David Oyetokunbo Oyelowo played King perfectly. During the speeches he performed throughout the movie that were reminiscent of the ones King actually preached in real life, the viewer could feel deep emotion and passion in his voice. It was as if he was King himself. At multiple points in the movie his words brought tears to my eyes. Hearing about the history of racism is one thing, but seeing it brought to life, it is hard to even explain how to feel. During the movie there was police brutality very much present in these people’s lives. It was clear that just because they were black, white citizens felt complete hatred in their hearts towards them. The violence present in the movie, though hard to watch at times, showed me how passionate and loving the people a part of the civil rights movement were back then.
Even though the film portrayed King’s involvement in the campaign to get equal voting rights, it did not just focus only on him. Instead many important characters in the film displayed their fight and struggle for this movement. It depicts the collectivity of the movement.
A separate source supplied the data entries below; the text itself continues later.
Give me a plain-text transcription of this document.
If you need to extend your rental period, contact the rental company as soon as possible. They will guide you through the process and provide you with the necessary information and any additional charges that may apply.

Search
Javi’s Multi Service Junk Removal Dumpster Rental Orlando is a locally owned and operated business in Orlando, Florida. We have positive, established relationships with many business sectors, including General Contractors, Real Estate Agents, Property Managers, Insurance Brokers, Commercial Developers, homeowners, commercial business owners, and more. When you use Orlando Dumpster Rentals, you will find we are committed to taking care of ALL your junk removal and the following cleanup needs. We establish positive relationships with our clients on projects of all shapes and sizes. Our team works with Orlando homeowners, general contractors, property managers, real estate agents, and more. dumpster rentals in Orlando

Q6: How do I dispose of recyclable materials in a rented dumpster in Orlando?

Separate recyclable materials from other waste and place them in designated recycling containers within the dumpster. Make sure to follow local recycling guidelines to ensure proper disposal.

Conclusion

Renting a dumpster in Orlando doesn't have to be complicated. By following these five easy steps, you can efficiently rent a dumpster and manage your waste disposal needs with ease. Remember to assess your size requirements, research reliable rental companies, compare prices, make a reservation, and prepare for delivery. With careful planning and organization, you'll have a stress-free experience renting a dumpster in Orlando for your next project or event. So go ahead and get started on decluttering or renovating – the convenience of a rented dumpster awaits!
King may have been in the spotlight, but many others played key roles in obtaining secure voting rights for all black citizens, as well as abolishing segregation in the United States.
To me what also hit the hardest was seeing this police brutality and connecting it to today’s incidents such as with Michael Brown or Trayvon Martin. Decades have passed since the Civil Rights Movement, but people are still out there fighting for their rights, especially the right to feel safe in their own country. Of course we have come a long way since the sixties and we should be proud of the progress. But that does not mean we should not critique the inequalities present in 2015. I think that Selma is a powerful, visual tool to show people what hate and racism really looks like. Again, it is one thing to read about attacks and segregation, but to see it in action evokes the strongest emotions. I have not cried more at a movie ever than I have at Selma. It broke my heart, but also warmed it to see the deeper love and strength in the movement. These people kept fighting back even though they knew they would be faced with violence. They were beaten, murdered, and made to feel like nothing. The system of America treated them this way, not just one person or a group of people. The system. But they fought on because they saw hope. They pushed on anyway, and that is what Selma shows. Even though it was one part of the Civil Rights Movement, it was powerful. History buffs, film lovers, anyone and everyone, should go see this movie. It will change the way you understand the Civil Rights Movement. I guarantee it.